Saturday, May 16, 2026

 

Expats

I could write a book on all the things I didn’t know about moving a family of 6 abroad. Maybe one day I will.

Lately I have realized, while riding around a city with kids on bikes, how much bike and road safety is informed by me knowing how to drive a car. They are little blank slates, my big three, and I am appalled at times by the myriad of dangerous traffic safety violations they commit. In the same way, knowing how to live somewhere is greatly informed by all the knowledge and cultural norms we absorb when growing up in a given place. All the simple things we pick up like knowing about taxes and the IRS, where to shop, branding, everything is just a given that you pick up along the way. Today Archie said something about taxes and the IRS and I told him, they don’t have the IRS in England. His response, “then who is watching us and taking our money?” Hank’s contribution to this conversation, “the Queen, the Queen is watching and I am pretty sure she is taking our tax money!” I would say only part of all those statements is true.

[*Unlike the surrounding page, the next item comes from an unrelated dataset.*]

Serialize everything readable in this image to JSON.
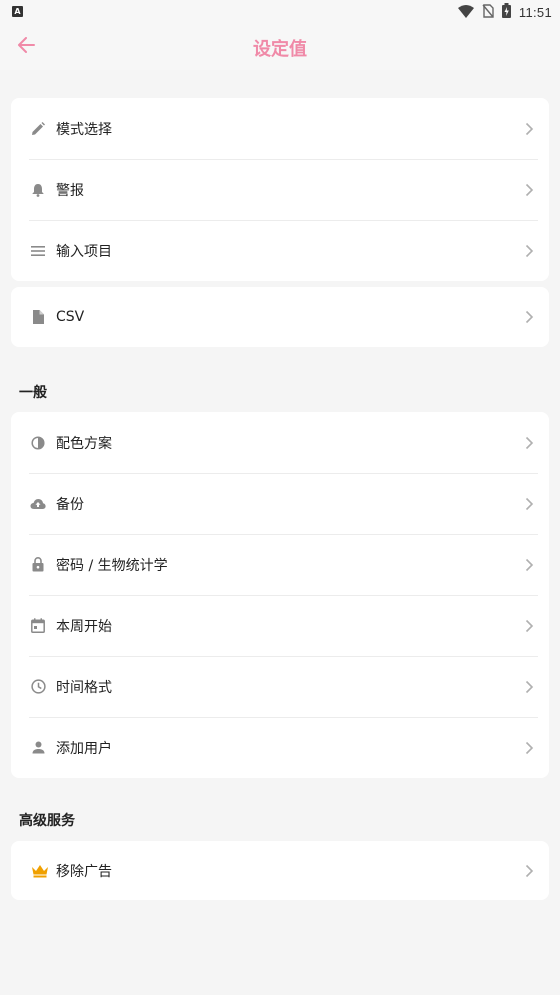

We are speaking English, but that’s about the only similarity. Every other cultural norm and daily life detail requires a bit of education. Everything from paying my water bill or maintaining my licensure here is new. I find myself constantly on the phone, emailing, and texting co workers asking the simplest things, like what the hell is the difference between bio and non bio detergent and how do I adjust the settings on my oven and my washing machine. Months before our move I was warned by a friend that we would reach a point where we would feel a little desperate for anything familiar, they were not wrong. I find myself tuning my ear for American accents, trying to make our home feel more like our home, and in general have hit that really hard part of moving, in which I miss my friends, I miss Target and knowing where to shop, I miss knowing the cultural rules and boundaries. I am a bit exhausted with filling out a million forms trying to figure out child tax credits and taxes in general. I mean I still don’t know where to pay my water bill, or even who I am supposed to pay, is it an annual thing? Bi annual? When do they just turn it off? How is a muffin not considered a breakfast item? I am tired, like really, really tired from the constant thinking and readjusting of speech, medical terminology (charting is like compeletely different here), as well parenting 3 older kids through all these cultural changes.

AND

That doesn’t make this the wrong choice. It just makes it the hard part of this adjustment. I know my kids are feeling it too, but I keep encouraging them that 1 year in so many things will feel more normal to us (oh, God, please let this be true). I already hear all the little changes in their speech and vocabulary, Elsie in particular says things like, “I like to have a chat with my friends.” If our life was only Instagram, there would be seamless pictures of our moving in and immediately taking the kids to all the things that are right at our doorstep like Edinburgh and London; Paris and Bath. The real real of this is that those things are coming, but not before we settle in and establish our finances here, find solid income, figure out how to pay the power bill. I am having to remind myself, there is time, while it feels like 6 long months, we have only just arrived. While it is different, I prefer the culture here. There is a lot of warmth and affection in daily speech, care giving, and parenting that I was not expecting. I have more time with my kids, which was one of the primary goals of leaving the States. I have more peace than I was expecting and with that time and peace, I have lots of questions for myself about where we are going and what we are doing next.